Serial No.: 10/811,356 Confirmation No.: 2074

Filed: March 25, 2004 Examiner: Michael D. Yaary

Docket: TI-35856

For: FAST FOURIER TRANSFORM OPERATION WITH REDUCED CACHE PENALTY

## Appeal Brief under 37 C.F.R. §41.37

Board of Patent Appeals and Interferences United States Patent and Trademark Office P.O. Box 1450 Alexandria, VA 22313-1450

Dear Sir:

This is Appellant's Appeal Brief filed pursuant to 37 C.F.R. §41.37 and the Notice of Appeal filed February 6, 2008. This Appeal Brief is timely because April 6, 2008 is a Sunday and the date of transmission of this Appeal Brief is the next day not a Saturday, Sunday or Federal holiday.

# TABLE OF CONTENTS

| Section                                          | Page |
|--------------------------------------------------|------|
|                                                  |      |
| Real Party in interest                           | 3    |
| Related Appeals and Interferences                | 3    |
| Status of Claims                                 | 3    |
| Status of Amendments Filed After Final Rejection | 3    |
| Summary of Claimed Subject Matter                | 3    |
| Grounds for Rejection to be Reviewed on Appeal   | 4    |
| Arguments                                        | 5    |
| Claims Appendix                                  | 13   |
| Evidence Appendix                                | 14   |
| Related Proceedings Appendix                     | 1.5  |

## Real Party in Interest

The real party in interest in this application is Texas Instruments Incorporated, a corporation of Delaware with its principle place of business in Dallas, Texas. An assignment to Texas Instruments Incorporated is recorded at reel 014840 and frames 0005 and 0006.

## Related Appeals and Interferences

There are no appeals of interferences related to this appeal in this application.

### Status of the Claims

Claims 1, 3, 4, 6 to 9 and 11 are rejected and subject to this appeal. Claims 6 to 9 and 11 are allowed. Claims 2, 5 and 10 are canceled.

### Status of Amendments Filed After Final Rejection

No amendments to the claims were proposed following the FINAL REJECTION of November 14, 2007.

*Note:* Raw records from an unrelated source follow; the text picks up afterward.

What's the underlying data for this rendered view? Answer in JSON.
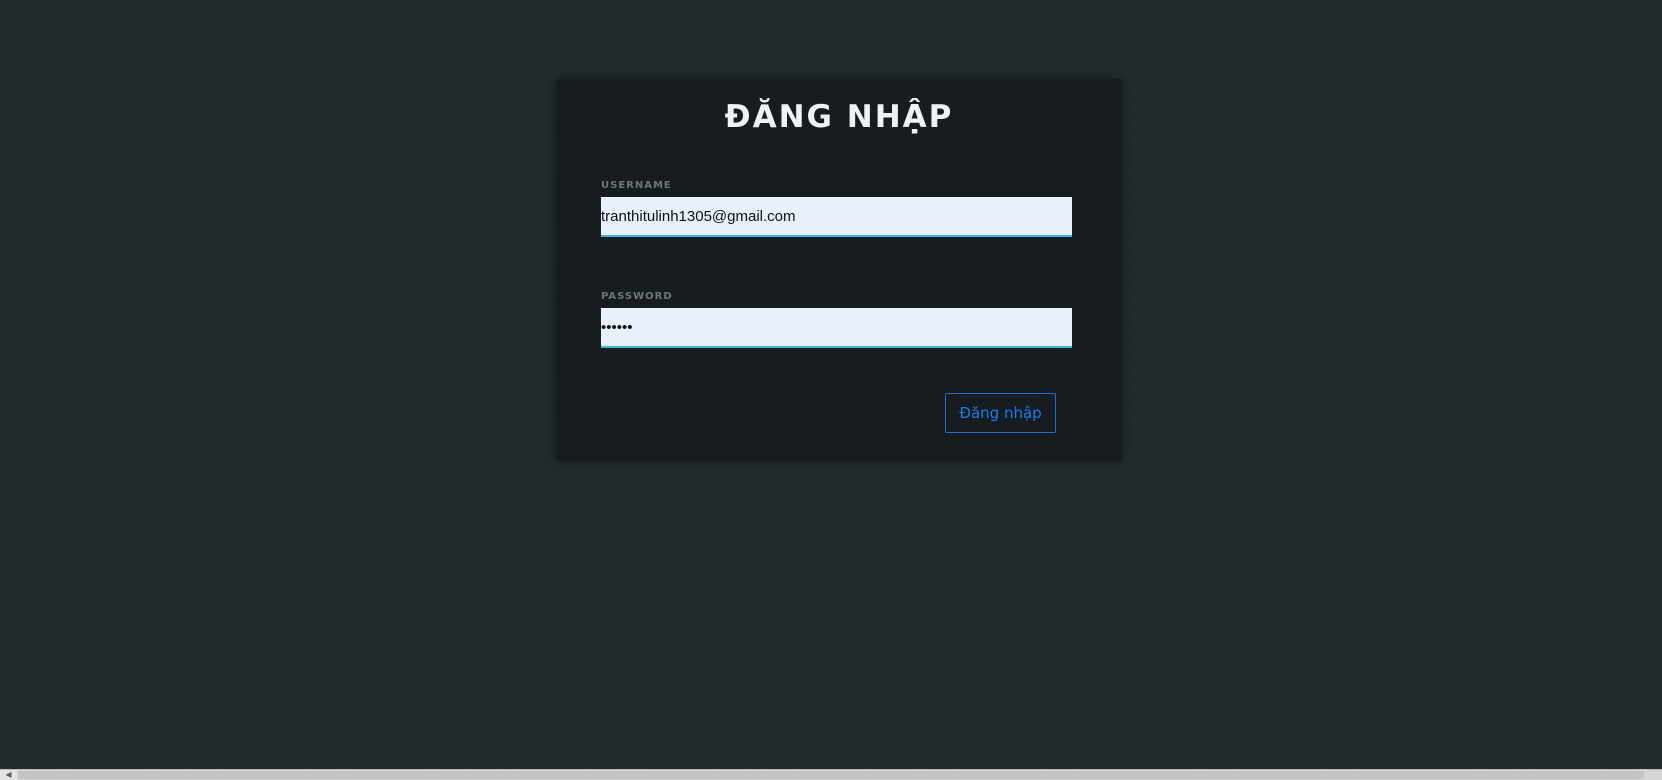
{
  "login": {
    "title": "ĐĂNG NHẬP",
    "username": {
      "label": "USERNAME",
      "value": "tranthitulinh1305@gmail.com"
    },
    "password": {
      "label": "PASSWORD",
      "value": "••••••"
    },
    "submit_label": "Đăng nhập"
  },
  "scrollbar": {
    "left_arrow_glyph": "◀"
  },
  "colors": {
    "background": "#222b2c",
    "card": "#161c1f",
    "input_background": "#e8f0fe",
    "input_underline": "#3fb5d6",
    "button_accent": "#1f7cf0",
    "label": "#6b767d",
    "title": "#eef2f4"
  }
}
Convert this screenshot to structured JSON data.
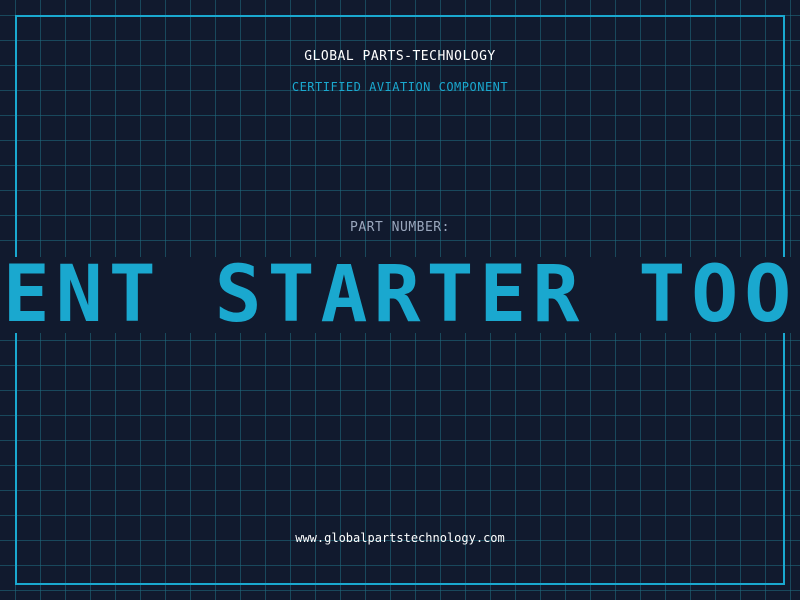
{
  "company": "GLOBAL PARTS-TECHNOLOGY",
  "subtitle": "CERTIFIED AVIATION COMPONENT",
  "part_label": "PART NUMBER:",
  "part_number": "DENT STARTER TOOL",
  "website": "www.globalpartstechnology.com",
  "colors": {
    "background": "#111a2e",
    "accent": "#1aa8cf",
    "grid": "#1f6e82",
    "label": "#9aa7bd",
    "text": "#ffffff"
  }
}
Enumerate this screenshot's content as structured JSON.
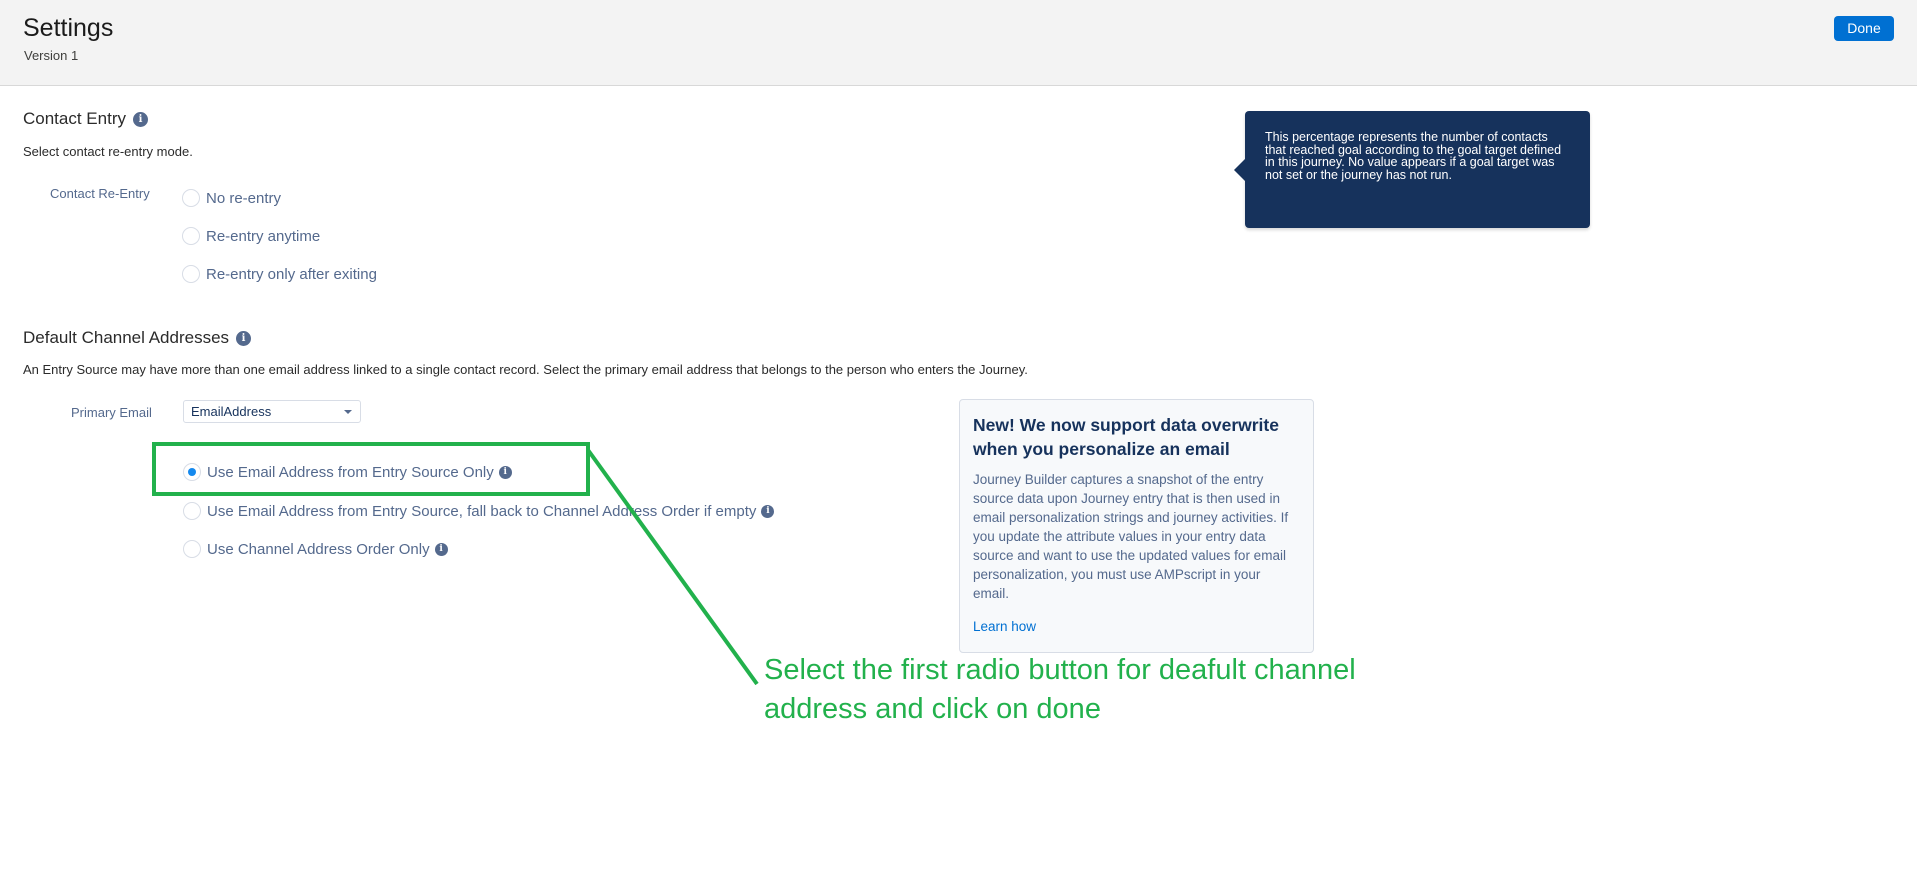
{
  "header": {
    "title": "Settings",
    "version": "Version 1",
    "done_label": "Done"
  },
  "contact_entry": {
    "heading": "Contact Entry",
    "heading_icon": "info-icon",
    "description": "Select contact re-entry mode.",
    "field_label": "Contact Re-Entry",
    "options": [
      {
        "label": "No re-entry",
        "checked": false
      },
      {
        "label": "Re-entry anytime",
        "checked": false
      },
      {
        "label": "Re-entry only after exiting",
        "checked": false
      }
    ]
  },
  "tooltip": {
    "text": "This percentage represents the number of contacts that reached goal according to the goal target defined in this journey. No value appears if a goal target was not set or the journey has not run."
  },
  "default_channel": {
    "heading": "Default Channel Addresses",
    "heading_icon": "info-icon",
    "description": "An Entry Source may have more than one email address linked to a single contact record. Select the primary email address that belongs to the person who enters the Journey.",
    "primary_email_label": "Primary Email",
    "primary_email_value": "EmailAddress",
    "options": [
      {
        "label": "Use Email Address from Entry Source Only",
        "checked": true,
        "icon": "info-icon"
      },
      {
        "label": "Use Email Address from Entry Source, fall back to Channel Address Order if empty",
        "checked": false,
        "icon": "info-icon"
      },
      {
        "label": "Use Channel Address Order Only",
        "checked": false,
        "icon": "info-icon"
      }
    ]
  },
  "notice": {
    "title": "New! We now support data overwrite when you personalize an email",
    "body": "Journey Builder captures a snapshot of the entry source data upon Journey entry that is then used in email personalization strings and journey activities. If you update the attribute values in your entry data source and want to use the updated values for email personalization, you must use AMPscript in your email.",
    "link": "Learn how"
  },
  "annotation": {
    "text": "Select the first radio button for deafult channel address and click on done",
    "color": "#22b14c"
  },
  "colors": {
    "accent": "#0070d2",
    "tooltip_bg": "#16325c",
    "label": "#54698d"
  }
}
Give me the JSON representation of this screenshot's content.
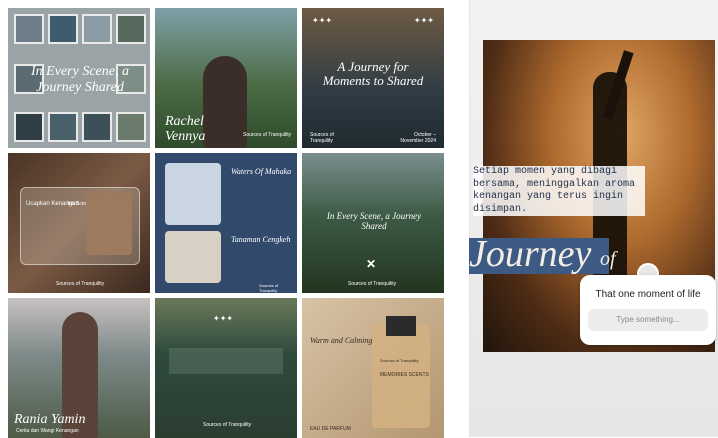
{
  "grid": {
    "tile1": {
      "headline": "In Every Scene, a Journey Shared"
    },
    "tile2": {
      "name": "Rachel Vennya",
      "caption": "Sources of Tranquility"
    },
    "tile3": {
      "stars": "✦✦✦",
      "headline": "A Journey for Moments to Shared",
      "footer_left": "Sources of Tranquility",
      "footer_right": "October – November 2024"
    },
    "tile4": {
      "card_title": "Ucapkan Kenangan",
      "card_tag": "Ink Scents",
      "footer": "Sources of Tranquility"
    },
    "tile5": {
      "title1": "Waters Of Mahaka",
      "title2": "Tanaman Cengkeh",
      "footer": "Sources of Tranquility"
    },
    "tile6": {
      "headline": "In Every Scene, a Journey Shared",
      "footer": "Sources of Tranquility"
    },
    "tile7": {
      "name": "Rania Yamin",
      "caption": "Cerita dan Wangi Kenangan"
    },
    "tile8": {
      "stars": "✦✦✦",
      "footer": "Sources of Tranquility"
    },
    "tile9": {
      "title": "Warm and Calming",
      "bottle_brand": "Sources of Tranquility",
      "bottle_name": "MEMORIES SCENTS",
      "footer": "EAU DE PARFUM"
    }
  },
  "story": {
    "body_text": "Setiap momen yang dibagi bersama, meninggalkan aroma kenangan yang terus ingin disimpan.",
    "headline_big": "Journey",
    "headline_small": "of",
    "question": "That one moment of life",
    "placeholder": "Type something..."
  },
  "colors": {
    "accent_navy": "#2b3e5c",
    "cream": "#f3ede4",
    "brown": "#6b4a33"
  }
}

#### Summary of Claimed Subject Matter

The subject matter of appealed independent claim 1 of this application is taught in the application as follows:

| Claim 1                                                                                                                                                                                 | Disclosure                                                                                                                                                                                                       |
|-----------------------------------------------------------------------------------------------------------------------------------------------------------------------------------------|------------------------------------------------------------------------------------------------------------------------------------------------------------------------------------------------------------------|
| 1. A method of performing a Fast Fourier Transform in a data processing apparatus having a data cache smaller than the data set of the Fast Fourier Transform, comprising the steps of: | Fast Fourier Transform: page 1, lines 8 and 9; page 5, lines 13 to 15; Figure 7, page 20, lines 21 to page 21, line 4: Figure 8, page 28, lines 1 to 6 data cache smaller than cache set: page 5, lines 17 to 22 |

| dividing said input data into R continuous data sets where each of said R continuous data sets fit within the data cache;                                                                                                                                | dividing into R data sets: page 5, lines 28 to 30; page 29, lines 15 and 16 each R data set fits in data cache: page 23, line 17 to page 24, line 9                             |
|----------------------------------------------------------------------------------------------------------------------------------------------------------------------------------------------------------------------------------------------------------|---------------------------------------------------------------------------------------------------------------------------------------------------------------------------------|
| disposing said input data into memory, each R continuous data set in continuous memory locations with a space in memory locations from an end of one continuous data set to a beginning of a next continuous data set equal to the size of a cache line; | space between data sets of a cache line: page 5, line 30 to page 6, line 5; 930, Figure 9; page 29, line 13 to page 30, line 6                                                  |
| separately and independently performing a first stage radix-R butterfly computations on all the the R continuous data sets thereby producing R independent intermediate data sets each of which fits within the data cache; and                          | separately and independently performing a first stage radix-R butterfly computations: page 5, lines 17 to 22; page 6, lines 6 to 10; page 24, lines 9 to 17 and lines 24 and 25 |
| successively performing second and all subsequent stage butterfly computations on each independent intermediate data set in turn producing corresponding output data.                                                                                    | performing second and subsequent stage butterfly computations: page 5, lines 22 to 27; page 6, lines 10 to 14; page 24, lines 13 to 19 and lines 25 and 26                      |

# Grounds for Rejection to be Reviewed on Appeal

Claims 1, 3 and 4 were rejected under 35 U.S.C. 103(a) as made obvious by the combination of Wadleigh U.S. Patent No. 6,088,714, Sayegh U.S. Patent No. 5,293,330 and Horton U.S. Patent No. 6,421,696.

#### Arguments

Claims 1, 3 and 4 were rejected under 35 U.S.C. 103(a) as made obvious by the combination of Wadleigh U.S. Patent No. 6,088,714, Sayegh U.S. Patent No. 5,293,330 and Horton U.S. Patent No. 6,421,696.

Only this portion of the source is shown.